If you want to stay local and private: the GTX 1080 — but check your chassis first.
If your OptiPlex 7070 is the MT (mini tower) variant with a 260W PSU, the 1080 is a good upgrade. It turns the agent from frustratingly slow to genuinely practical. If you have the SFF, you need a low-profile card instead.
Skip the RX 580 for this workload. The driver pain is not worth the savings.
Hybrid: Many people run a local GPU for quick, private tasks and fall back to a cloud API for heavy lifting. With Ollama and OpenRouter both configured in your agent, this is easy to set up and covers most scenarios cleanly.
Quick Decision Guide
Do you need privacy or offline access?
├── Yes → Buy GTX 1080
│ ├── MT chassis + 260W PSU → standard 1080 (~$200 NZD)
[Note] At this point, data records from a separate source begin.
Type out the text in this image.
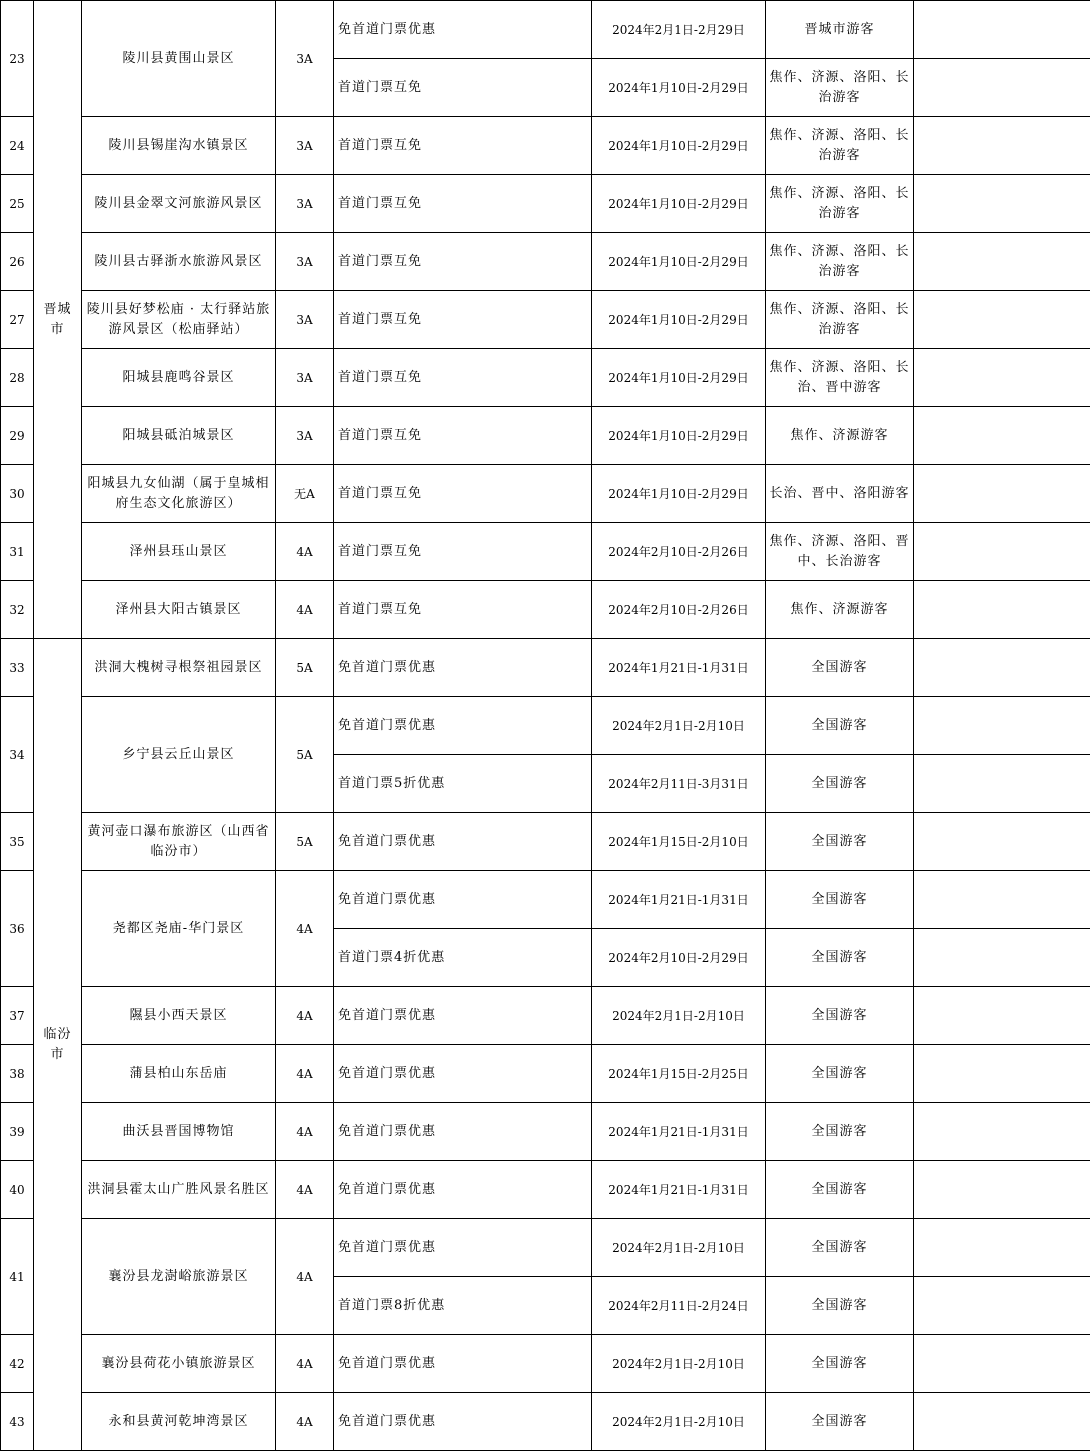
23	晋城市	陵川县黄围山景区	3A	免首道门票优惠	2024年2月1日-2月29日	晋城市游客	
				首道门票互免	2024年1月10日-2月29日	焦作、济源、洛阳、长治游客	
24		陵川县锡崖沟水镇景区	3A	首道门票互免	2024年1月10日-2月29日	焦作、济源、洛阳、长治游客	
25		陵川县金翠文河旅游风景区	3A	首道门票互免	2024年1月10日-2月29日	焦作、济源、洛阳、长治游客	
26		陵川县古驿浙水旅游风景区	3A	首道门票互免	2024年1月10日-2月29日	焦作、济源、洛阳、长治游客	
27		陵川县好梦松庙 · 太行驿站旅游风景区（松庙驿站）	3A	首道门票互免	2024年1月10日-2月29日	焦作、济源、洛阳、长治游客	
28		阳城县鹿鸣谷景区	3A	首道门票互免	2024年1月10日-2月29日	焦作、济源、洛阳、长治、晋中游客	
29		阳城县砥泊城景区	3A	首道门票互免	2024年1月10日-2月29日	焦作、济源游客	
30		阳城县九女仙湖（属于皇城相府生态文化旅游区）	无A	首道门票互免	2024年1月10日-2月29日	长治、晋中、洛阳游客	
31		泽州县珏山景区	4A	首道门票互免	2024年2月10日-2月26日	焦作、济源、洛阳、晋中、长治游客	
32		泽州县大阳古镇景区	4A	首道门票互免	2024年2月10日-2月26日	焦作、济源游客	
33	临汾市	洪洞大槐树寻根祭祖园景区	5A	免首道门票优惠	2024年1月21日-1月31日	全国游客	
34		乡宁县云丘山景区	5A	免首道门票优惠	2024年2月1日-2月10日	全国游客	
				首道门票5折优惠	2024年2月11日-3月31日	全国游客	
35		黄河壶口瀑布旅游区（山西省临汾市）	5A	免首道门票优惠	2024年1月15日-2月10日	全国游客	
36		尧都区尧庙-华门景区	4A	免首道门票优惠	2024年1月21日-1月31日	全国游客	
				首道门票4折优惠	2024年2月10日-2月29日	全国游客	
37		隰县小西天景区	4A	免首道门票优惠	2024年2月1日-2月10日	全国游客	
38		蒲县柏山东岳庙	4A	免首道门票优惠	2024年1月15日-2月25日	全国游客	
39		曲沃县晋国博物馆	4A	免首道门票优惠	2024年1月21日-1月31日	全国游客	
40		洪洞县霍太山广胜风景名胜区	4A	免首道门票优惠	2024年1月21日-1月31日	全国游客	
41		襄汾县龙澍峪旅游景区	4A	免首道门票优惠	2024年2月1日-2月10日	全国游客	
				首道门票8折优惠	2024年2月11日-2月24日	全国游客	
42		襄汾县荷花小镇旅游景区	4A	免首道门票优惠	2024年2月1日-2月10日	全国游客	
43		永和县黄河乾坤湾景区	4A	免首道门票优惠	2024年2月1日-2月10日	全国游客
│ └── SFF chassis → low-profile 1650 (~$150–200 NZD)
└── No → Use cloud API
├── Lowest cost → Groq Llama 3.1 8B (often free)
├── Best value → Gemini 2.0 Flash (~$5/month)
├── Best compat → GPT-4o mini (~$9/month)
└── Best quality → Claude Sonnet 4 (~$30+/month)Pricing current as of April 2026. USD/NZD conversion at approximately 1.70. Provider pricing changes frequently — check the pricing pages directly before committing.